As holiday-season shipments get underway, Indian apparel and home textile exporters are navigating choppy waters.
The West Asia crisis has reportedly disrupted key trade routes and driven up freight costs, while longer payment cycles are tying up more working capital.
Exporters hope easing geopolitical tensions will help restore logistics stability.
This year, however, that predictable rhythm of trade is facing challenges if reports are to be believed.
The West Asia crisis has had a cascading effect on maritime corridors. Shipping lanes passing through key Middle Eastern chokepoints have become increasingly volatile, forcing vessels to avoid risk-prone waters and take longer, costlier detours.
The result: transit times that once averaged 25-35 days are now stretching far beyond, fundamentally reshaping the economics of global trade in real time.
For apparel exporters supplying fast-moving fashion lines to retailers in the US and Europe, the implications are critical. Christmas retail cycles operate with near-mechanical precision: products are planned months in advance, shelf space is pre-booked, and seasonal collections are timed to the week.
In such a system, even a minor delay can be catastrophic, turning expected full-price sales into heavy markdowns or, in some cases, cancellations.
Industry insiders claimed that while the underlying demand for Indian goods remained relatively stable ahead of the holiday season, the cost of serving that demand has risen sharply.
Longer transit times, rising freight costs, and delayed payments are compelling exporters to lock in more working capital, even as margins continue to shrink.
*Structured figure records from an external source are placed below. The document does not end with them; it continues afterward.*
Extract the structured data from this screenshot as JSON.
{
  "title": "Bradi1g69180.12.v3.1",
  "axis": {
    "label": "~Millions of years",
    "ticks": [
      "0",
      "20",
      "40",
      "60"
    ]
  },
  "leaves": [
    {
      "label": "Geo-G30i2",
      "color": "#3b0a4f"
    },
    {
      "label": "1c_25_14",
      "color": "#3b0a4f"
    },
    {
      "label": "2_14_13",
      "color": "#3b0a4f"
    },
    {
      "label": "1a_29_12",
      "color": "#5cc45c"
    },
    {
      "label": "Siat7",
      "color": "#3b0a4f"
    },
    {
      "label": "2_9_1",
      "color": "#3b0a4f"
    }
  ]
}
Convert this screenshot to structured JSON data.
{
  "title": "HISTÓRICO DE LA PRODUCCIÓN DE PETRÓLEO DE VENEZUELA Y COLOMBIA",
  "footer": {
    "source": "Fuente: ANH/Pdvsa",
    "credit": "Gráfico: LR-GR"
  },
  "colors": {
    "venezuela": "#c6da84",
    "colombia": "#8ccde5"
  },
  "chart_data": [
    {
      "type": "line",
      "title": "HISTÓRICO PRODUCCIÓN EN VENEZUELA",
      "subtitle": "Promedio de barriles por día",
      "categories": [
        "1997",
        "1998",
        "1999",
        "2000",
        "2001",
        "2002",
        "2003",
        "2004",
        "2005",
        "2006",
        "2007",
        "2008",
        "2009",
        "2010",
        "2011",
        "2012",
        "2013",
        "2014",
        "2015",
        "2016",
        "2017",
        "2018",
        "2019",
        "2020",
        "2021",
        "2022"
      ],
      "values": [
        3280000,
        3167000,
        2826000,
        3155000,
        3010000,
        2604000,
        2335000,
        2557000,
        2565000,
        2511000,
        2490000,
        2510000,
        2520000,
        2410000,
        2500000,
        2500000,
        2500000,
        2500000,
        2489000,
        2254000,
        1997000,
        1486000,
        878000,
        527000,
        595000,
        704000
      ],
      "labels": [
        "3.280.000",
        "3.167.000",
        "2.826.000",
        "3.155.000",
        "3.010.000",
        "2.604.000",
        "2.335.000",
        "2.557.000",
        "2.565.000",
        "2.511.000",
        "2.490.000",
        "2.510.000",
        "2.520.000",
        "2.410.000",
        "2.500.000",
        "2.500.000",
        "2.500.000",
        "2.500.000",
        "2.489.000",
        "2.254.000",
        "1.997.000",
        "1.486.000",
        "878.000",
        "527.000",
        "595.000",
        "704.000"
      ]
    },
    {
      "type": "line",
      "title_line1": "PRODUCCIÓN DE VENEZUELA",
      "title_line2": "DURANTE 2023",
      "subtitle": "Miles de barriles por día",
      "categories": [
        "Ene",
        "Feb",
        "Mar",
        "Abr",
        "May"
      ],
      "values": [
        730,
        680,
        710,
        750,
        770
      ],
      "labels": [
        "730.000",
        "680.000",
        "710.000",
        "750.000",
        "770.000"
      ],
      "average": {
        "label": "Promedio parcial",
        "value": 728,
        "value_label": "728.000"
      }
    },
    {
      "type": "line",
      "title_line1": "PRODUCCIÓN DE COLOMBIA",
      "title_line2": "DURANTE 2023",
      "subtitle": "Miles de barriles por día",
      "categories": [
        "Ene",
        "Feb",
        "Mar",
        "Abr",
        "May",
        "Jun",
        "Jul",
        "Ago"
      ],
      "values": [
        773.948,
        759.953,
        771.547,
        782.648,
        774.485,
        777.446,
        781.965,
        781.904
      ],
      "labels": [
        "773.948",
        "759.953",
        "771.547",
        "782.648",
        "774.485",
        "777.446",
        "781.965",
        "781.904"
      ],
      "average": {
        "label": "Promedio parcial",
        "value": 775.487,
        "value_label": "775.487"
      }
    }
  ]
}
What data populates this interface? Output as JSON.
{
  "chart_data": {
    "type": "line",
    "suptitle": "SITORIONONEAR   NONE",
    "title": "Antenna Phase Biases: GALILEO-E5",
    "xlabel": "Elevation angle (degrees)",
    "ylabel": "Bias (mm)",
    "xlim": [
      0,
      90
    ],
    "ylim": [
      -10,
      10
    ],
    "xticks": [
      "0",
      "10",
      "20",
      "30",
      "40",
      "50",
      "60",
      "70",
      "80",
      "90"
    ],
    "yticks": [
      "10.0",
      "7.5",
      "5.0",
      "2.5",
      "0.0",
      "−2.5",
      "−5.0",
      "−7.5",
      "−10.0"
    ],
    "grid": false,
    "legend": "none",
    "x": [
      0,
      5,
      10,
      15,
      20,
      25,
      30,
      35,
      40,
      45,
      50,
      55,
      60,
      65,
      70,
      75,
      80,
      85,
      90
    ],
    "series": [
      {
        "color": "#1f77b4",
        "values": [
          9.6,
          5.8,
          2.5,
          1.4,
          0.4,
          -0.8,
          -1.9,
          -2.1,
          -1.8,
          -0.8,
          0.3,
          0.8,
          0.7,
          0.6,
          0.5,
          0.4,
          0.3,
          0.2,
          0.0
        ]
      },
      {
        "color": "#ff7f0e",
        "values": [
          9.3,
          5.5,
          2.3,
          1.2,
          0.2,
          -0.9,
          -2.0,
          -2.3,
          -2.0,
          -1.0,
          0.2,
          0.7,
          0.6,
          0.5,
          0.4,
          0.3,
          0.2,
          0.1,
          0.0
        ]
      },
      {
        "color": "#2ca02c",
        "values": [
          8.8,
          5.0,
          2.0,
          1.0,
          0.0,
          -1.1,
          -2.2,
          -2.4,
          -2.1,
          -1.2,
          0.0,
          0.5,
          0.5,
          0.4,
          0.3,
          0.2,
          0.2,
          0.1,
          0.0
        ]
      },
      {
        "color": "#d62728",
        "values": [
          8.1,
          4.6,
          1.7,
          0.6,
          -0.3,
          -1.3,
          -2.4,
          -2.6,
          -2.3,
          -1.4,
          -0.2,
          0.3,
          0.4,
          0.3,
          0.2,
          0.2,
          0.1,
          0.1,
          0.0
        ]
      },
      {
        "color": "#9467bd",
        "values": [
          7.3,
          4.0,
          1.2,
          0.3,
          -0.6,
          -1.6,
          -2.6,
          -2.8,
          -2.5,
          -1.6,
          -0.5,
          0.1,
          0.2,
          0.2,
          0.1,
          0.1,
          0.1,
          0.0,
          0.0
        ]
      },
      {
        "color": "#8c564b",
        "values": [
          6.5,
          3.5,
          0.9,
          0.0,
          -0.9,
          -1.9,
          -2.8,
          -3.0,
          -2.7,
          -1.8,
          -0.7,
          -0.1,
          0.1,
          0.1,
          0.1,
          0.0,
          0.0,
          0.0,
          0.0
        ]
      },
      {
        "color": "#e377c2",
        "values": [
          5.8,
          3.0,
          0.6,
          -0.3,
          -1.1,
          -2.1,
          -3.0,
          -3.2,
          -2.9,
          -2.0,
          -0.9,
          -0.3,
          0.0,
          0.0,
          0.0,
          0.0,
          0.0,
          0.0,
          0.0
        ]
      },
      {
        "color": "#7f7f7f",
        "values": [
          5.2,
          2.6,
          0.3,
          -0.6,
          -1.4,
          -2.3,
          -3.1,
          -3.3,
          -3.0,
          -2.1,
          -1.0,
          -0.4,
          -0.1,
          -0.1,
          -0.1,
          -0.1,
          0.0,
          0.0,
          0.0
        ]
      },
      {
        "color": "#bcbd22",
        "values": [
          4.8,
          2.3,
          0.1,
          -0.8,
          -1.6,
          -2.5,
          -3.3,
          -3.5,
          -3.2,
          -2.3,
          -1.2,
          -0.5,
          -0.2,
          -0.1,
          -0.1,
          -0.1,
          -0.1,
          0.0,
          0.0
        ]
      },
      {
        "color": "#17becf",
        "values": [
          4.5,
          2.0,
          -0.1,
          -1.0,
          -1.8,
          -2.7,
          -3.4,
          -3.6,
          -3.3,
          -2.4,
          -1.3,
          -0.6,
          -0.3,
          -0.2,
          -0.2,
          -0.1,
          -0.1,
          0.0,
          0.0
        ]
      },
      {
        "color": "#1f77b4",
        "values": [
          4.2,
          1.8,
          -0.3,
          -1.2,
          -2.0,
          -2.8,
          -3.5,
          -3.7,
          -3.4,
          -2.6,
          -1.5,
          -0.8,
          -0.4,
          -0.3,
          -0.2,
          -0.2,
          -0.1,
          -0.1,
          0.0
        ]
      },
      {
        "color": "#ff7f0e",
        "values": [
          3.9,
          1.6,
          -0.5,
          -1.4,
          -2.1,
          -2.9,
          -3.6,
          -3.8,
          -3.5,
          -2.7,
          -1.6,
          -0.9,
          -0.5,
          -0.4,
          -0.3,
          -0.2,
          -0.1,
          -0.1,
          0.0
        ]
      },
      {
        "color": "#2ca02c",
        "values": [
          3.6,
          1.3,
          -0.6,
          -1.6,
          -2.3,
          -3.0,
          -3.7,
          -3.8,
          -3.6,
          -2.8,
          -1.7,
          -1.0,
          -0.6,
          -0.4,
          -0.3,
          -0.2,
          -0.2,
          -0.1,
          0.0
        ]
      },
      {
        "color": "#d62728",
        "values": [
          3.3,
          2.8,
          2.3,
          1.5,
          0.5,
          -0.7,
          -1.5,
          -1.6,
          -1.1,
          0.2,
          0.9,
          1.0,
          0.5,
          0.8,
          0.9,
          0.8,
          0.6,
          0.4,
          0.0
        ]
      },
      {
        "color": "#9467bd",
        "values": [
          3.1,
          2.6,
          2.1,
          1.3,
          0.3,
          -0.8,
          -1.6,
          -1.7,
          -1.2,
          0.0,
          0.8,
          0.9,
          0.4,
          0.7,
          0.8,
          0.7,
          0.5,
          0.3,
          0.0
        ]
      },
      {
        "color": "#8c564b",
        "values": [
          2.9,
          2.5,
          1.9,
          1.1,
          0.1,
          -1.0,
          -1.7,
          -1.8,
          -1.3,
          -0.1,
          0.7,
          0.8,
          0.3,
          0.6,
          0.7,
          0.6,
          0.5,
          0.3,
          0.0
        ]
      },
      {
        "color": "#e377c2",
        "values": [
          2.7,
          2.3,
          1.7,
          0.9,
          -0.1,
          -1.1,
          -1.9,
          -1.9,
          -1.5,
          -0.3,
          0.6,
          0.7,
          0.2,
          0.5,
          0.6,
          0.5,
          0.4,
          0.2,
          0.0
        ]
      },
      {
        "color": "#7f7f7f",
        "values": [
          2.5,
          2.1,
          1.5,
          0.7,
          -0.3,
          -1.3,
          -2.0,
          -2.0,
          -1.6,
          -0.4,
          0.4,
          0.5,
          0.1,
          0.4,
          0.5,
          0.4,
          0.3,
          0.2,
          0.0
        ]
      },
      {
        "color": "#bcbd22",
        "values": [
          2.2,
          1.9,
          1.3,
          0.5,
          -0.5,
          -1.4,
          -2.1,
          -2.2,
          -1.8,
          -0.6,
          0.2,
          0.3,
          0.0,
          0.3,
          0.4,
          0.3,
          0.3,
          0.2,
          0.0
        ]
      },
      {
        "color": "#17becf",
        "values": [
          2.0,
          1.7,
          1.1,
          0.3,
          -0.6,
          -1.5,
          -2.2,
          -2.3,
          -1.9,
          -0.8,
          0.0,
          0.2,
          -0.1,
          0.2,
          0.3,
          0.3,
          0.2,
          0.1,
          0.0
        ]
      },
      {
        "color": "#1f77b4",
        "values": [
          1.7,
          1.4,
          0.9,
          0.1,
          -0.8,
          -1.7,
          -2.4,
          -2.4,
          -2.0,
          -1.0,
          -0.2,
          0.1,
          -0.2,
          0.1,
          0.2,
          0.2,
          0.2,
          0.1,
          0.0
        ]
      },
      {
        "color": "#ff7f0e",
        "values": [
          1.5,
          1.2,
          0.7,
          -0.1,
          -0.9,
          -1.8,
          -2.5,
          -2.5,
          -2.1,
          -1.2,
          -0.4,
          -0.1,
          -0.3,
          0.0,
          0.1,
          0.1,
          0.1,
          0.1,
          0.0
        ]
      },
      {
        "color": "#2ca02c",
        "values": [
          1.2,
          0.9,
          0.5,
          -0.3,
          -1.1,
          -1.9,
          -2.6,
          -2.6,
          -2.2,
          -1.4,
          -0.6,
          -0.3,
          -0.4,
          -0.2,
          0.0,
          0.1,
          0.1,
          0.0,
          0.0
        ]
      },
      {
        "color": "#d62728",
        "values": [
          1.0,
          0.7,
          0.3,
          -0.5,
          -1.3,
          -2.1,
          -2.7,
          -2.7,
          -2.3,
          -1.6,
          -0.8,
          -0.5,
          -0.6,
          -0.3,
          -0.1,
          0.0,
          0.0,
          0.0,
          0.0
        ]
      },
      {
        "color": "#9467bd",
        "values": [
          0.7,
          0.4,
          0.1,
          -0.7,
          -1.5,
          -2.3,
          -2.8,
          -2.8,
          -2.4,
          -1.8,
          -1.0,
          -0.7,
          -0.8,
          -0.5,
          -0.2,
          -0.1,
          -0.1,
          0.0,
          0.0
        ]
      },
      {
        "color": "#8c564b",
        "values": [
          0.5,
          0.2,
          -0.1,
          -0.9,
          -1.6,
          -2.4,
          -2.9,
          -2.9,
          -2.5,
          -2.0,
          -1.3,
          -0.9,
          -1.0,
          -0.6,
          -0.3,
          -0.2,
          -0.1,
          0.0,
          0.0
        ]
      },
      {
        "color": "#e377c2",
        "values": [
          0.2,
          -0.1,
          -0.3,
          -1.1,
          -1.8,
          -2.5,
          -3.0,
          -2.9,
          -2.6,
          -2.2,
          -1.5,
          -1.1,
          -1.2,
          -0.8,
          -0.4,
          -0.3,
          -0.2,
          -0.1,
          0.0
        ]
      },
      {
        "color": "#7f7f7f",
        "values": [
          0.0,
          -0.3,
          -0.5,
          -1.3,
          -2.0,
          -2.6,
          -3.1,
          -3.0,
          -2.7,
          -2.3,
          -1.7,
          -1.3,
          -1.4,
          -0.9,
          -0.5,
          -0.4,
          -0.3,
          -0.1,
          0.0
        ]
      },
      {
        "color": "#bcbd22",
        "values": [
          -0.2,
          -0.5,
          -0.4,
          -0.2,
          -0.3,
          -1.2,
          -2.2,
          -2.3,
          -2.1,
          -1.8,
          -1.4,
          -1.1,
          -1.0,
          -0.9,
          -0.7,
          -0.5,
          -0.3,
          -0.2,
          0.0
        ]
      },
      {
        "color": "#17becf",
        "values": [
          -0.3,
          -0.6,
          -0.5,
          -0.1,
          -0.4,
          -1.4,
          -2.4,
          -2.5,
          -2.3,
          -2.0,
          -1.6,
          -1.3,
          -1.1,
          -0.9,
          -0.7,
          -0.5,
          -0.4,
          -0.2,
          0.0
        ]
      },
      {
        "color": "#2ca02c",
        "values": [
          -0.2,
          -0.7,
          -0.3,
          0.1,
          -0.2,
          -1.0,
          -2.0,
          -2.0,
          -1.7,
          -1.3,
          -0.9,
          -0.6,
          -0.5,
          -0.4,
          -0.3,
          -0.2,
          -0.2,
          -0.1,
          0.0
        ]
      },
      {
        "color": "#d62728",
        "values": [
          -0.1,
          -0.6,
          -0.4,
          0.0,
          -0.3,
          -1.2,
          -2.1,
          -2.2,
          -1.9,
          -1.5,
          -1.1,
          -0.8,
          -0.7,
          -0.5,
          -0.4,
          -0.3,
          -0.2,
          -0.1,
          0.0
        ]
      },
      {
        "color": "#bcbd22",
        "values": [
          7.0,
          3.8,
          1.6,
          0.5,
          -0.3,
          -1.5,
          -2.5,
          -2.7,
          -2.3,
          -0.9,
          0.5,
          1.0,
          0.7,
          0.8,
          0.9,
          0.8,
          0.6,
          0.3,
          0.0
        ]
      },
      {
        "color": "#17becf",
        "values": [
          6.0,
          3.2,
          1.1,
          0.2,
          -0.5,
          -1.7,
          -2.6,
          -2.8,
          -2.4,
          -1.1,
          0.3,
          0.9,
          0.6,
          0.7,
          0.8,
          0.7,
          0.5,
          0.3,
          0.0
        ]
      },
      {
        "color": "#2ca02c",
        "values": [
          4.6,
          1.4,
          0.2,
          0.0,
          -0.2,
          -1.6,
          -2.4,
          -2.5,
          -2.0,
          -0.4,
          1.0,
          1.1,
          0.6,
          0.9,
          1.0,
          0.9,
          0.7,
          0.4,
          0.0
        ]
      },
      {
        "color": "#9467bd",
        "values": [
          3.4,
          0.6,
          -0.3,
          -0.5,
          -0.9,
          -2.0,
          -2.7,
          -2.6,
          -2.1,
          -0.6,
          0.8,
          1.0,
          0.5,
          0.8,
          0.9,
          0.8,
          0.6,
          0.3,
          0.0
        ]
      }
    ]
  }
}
Many exporters alleged “opportunistic” pricing by foreign shipping lines and the “non-transparent” levy of detention and demurrage charges by port authorities as a big challenge. The issue has reportedly been formally raised by the country’s apex export body, the Federation of Indian Export Organisations (FIEO), in a communication to the Ministries of Ports, Shipping and Waterways, and Commerce and Industry, seeking urgent intervention.
One industry player claimed that shipments to Europe are now taking nearly 60 days, compared with 24–40 days earlier, while sea freight costs have risen by around 15–30 per cent, largely due to vessels being rerouted to avoid conflict-affected waters.
Meanwhile, home textile exporters are among the hardest hit. Products such as bed linens, towels, curtains, and furnishing fabrics depend heavily on bulk seasonal orders tied to holiday demand. In this segment, timing is not just important; it is decisive.
A delayed shipment does not merely lose efficiency; it risks missing the entire sales season.
The rising war-risk insurance premiums and constrained vessel availability have further tightened freight capacity and inflated logistics costs.
Exporters also report that shipping lines are offering limited scheduling flexibility, adding to uncertainty across production and dispatch cycles, while cash flow pressures are mounting as extended voyages delay payments, leaving working capital locked for longer periods.
With the Christmas export window already underway and little room for adjustment, many exporters are reportedly forced into costly logistical improvisations that deepen the margin squeeze.
However, hope of a near-term recovery seems to be emerging after US President Donald Trump reportedly claimed an initial agreement to end the conflict with Iran could be finalised soon, which stakeholders felt would help normalise shipping schedules, ease freight rates, and restore supply chain stability once again.